Also available on: PS3, PC Developer: Ubisoft Paris / Ubisoft Red Storm Publisher: Ubisoft Genre: Third-person tactical shooter
Ghost Recon: Future Soldier feels like a game that will divide opinion. Some people will love the epic set pieces and moments of chest-pumping military panache, but hardcore Ghost Recon fans may lament the shift from tactical shooter to Call of Duty-inspired action game.
One thing is pretty clear, however; the majority of players will have lots of fun playing this game. Sneaking about under the cloak of darkness, taking out terrorists without raising a whisper, battling a globe-spanning threat with a band of 'ghost' soldiers; Future Soldier just never gets old.
Ubisoft has significantly tweaked the Ghost Recon squad tactics for Future Soldier's single player game, reducing the commands to initiating simple attacks, tagging threats, focusing fire and ordering a downed teammate to be healed.
The three computer-controlled 'Ghosts' in your squad will generally mirror how you play, but not without a good degree of intelligence. They will go stealthy or aggressive as the situation dictates, and frequently save your skin in a tight spot.
Future Soldier is certainly a lot less strategic and tactical than Ghost Recon: Advanced Warfighter, but the simplified system also feels punchy and satisfying in its own right. Working similarly to Sam Fisher's room-clearing takedowns in Splinter Cell: Conviction, the 'Sync Shot' system involves lining up multiple kills in one go.
There are some great moments in sneaking up to a group of enemies, tagging them with your advanced augmented reality head visor, setting up the squad and then when you take out one of the foes, the teammates instantly do likewise in a symphony of slick violence.
As the suffix would suggest, you go into battle against a global geo-political threat armed with some of the most advanced kit available. 'Active cammo paint' is lathered on your suit, meaning when you crouch or go prone, you go invisible.
Well, almost invisible, as the paint is not perfect; the cover is lost if you move too quick and you can sometimes be spotted at close quarters. You also get access to sensor grenades for scoping the environment, a remote UAV drone that can tag enemies from the air, magnetic mines, and a giant, heavily armed remote mech unit called the Warhound.
The story in Future Soldier treads a little too close to Team America at times, in a mix of bullish military bravado and overly simplified political storytelling.
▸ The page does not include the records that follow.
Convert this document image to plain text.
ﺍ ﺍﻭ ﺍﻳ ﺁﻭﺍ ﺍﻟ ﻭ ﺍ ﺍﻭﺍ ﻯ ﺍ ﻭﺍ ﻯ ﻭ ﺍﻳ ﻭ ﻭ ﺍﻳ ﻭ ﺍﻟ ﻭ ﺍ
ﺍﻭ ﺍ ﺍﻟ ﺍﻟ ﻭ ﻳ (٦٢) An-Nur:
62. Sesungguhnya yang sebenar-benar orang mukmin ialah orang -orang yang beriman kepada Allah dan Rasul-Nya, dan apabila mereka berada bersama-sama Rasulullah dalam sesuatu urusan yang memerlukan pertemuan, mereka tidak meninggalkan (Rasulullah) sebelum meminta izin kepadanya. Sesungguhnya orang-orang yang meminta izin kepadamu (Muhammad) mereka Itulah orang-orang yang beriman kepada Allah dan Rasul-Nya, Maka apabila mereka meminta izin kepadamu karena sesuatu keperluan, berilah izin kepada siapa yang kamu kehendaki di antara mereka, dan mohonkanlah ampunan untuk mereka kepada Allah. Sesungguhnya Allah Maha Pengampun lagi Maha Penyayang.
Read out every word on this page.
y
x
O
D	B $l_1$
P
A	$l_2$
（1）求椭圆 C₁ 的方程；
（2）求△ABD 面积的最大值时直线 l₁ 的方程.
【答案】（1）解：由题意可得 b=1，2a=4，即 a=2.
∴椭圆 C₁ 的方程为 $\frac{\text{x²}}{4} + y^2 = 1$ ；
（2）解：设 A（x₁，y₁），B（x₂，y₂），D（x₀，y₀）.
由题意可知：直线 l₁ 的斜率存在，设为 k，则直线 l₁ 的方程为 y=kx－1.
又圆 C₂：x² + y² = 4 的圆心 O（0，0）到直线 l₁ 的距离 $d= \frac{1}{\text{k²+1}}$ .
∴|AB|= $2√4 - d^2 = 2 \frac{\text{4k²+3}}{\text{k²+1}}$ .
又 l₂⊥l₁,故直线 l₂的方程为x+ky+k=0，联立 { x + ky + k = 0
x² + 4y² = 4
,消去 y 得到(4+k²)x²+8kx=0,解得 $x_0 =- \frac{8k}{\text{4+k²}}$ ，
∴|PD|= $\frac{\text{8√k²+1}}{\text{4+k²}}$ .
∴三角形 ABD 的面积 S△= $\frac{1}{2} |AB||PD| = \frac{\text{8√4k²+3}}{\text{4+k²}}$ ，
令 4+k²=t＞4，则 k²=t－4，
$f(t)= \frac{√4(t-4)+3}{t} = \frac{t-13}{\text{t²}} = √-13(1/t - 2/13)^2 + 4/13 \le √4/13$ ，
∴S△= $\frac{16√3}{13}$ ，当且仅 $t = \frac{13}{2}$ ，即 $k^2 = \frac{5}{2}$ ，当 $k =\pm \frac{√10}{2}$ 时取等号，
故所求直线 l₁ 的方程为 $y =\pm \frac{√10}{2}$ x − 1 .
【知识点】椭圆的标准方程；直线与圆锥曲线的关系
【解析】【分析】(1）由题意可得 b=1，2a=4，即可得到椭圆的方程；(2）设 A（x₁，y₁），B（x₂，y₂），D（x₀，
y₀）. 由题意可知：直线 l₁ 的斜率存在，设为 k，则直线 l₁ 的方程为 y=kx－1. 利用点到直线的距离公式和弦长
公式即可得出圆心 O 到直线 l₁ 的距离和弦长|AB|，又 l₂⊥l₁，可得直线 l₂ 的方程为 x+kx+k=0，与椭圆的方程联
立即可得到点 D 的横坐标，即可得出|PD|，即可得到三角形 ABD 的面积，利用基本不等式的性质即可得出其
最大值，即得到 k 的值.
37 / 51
There are some decent moments when the pack of Ghosts clash with the regular grunts, but mostly they just spout the usual clichéd quips and vitriolic rallying calls.
However, the blockbuster sensibility matches the shift to much broader action, meaning the campaign trots along without ever being grating, apart from the third act, which becomes far too frantic and shouty.
Future Soldier treads a pretty difficult line in attempting to bring together action shooters with squad tactics. Recent games in Sony's SOCOM franchise and Codemasters' Operation Flashpoint failed to really strike the right balance, but Future Soldier somehow manages to find a positive formula.
You lose the sense of real tactical freedom, but gain a more engaging and impactful shooter filled with well-designed set pieces and a rich variety of mission objectives.
Whether it may be a tense sequence infiltrating a refugee camp in Nigeria, or trekking through the snow in Russia to storm an oil tanker, the levels are linear but also really well thought out, while the varied maps are hugely enjoyable places to be. The colour palette is rich, while the shift between different combat areas feels intuitive, with enough challenge without ever getting overbearing or frustrating.
What the game really does best is make you feel like a military badass. The tactical options, advanced equipment and varied weapons make the art of bringing death to bad people an unadulterated joy.
After ploughing through the campaign, there are incentives to return to the missions in the additional challenges set for each level, such as killing eight people with an assault rifle in 30 seconds, for example. You can also team up with a friend to take on the campaign, and there are some decent options in unlocking and customising new weapons.
Future Soldier possibly places even greater emphasis on its online multiplayer game, even putting the tab above 'campaign' on the main menu. The competitive game adopts all of the best bits of the single player game, including the AR heads up display for identifying enemy threats and scoping tactics, along with the gadgets, such as the UAV drone for aerial surveys of the battle ground. However, players must earn XP and rank up to access the full extent of the kit and upgrades.
Maps support up to 16 players on Conflict matches, involving objectives being delivered in stages, along with the Saboteur mode, tasking players with planting a bomb behind enemy lines and then detonating it.
Siege matches will appeal to the hardcore as respawns are disabled, while Decoy involves players deactivating enemy hardware. All classes - Scout, Rifleman and Engineer - can be levelled up depending on your playing style.
Future Soldier could have ended up a real mess - and some hardcore Ghost Recon fans may still think it is - but the majority of players will find a really engaging game in both single and multiplayer. Ubisoft has managed to simplify some of the tactical aspects of the series and unite them with a broader action focus.
At times the game stumbles into Call of Duty cliché, but mostly it ticks along at a good pace and succeeds in really making you feel like the ultimate soldier, attempting to save the world... all over again.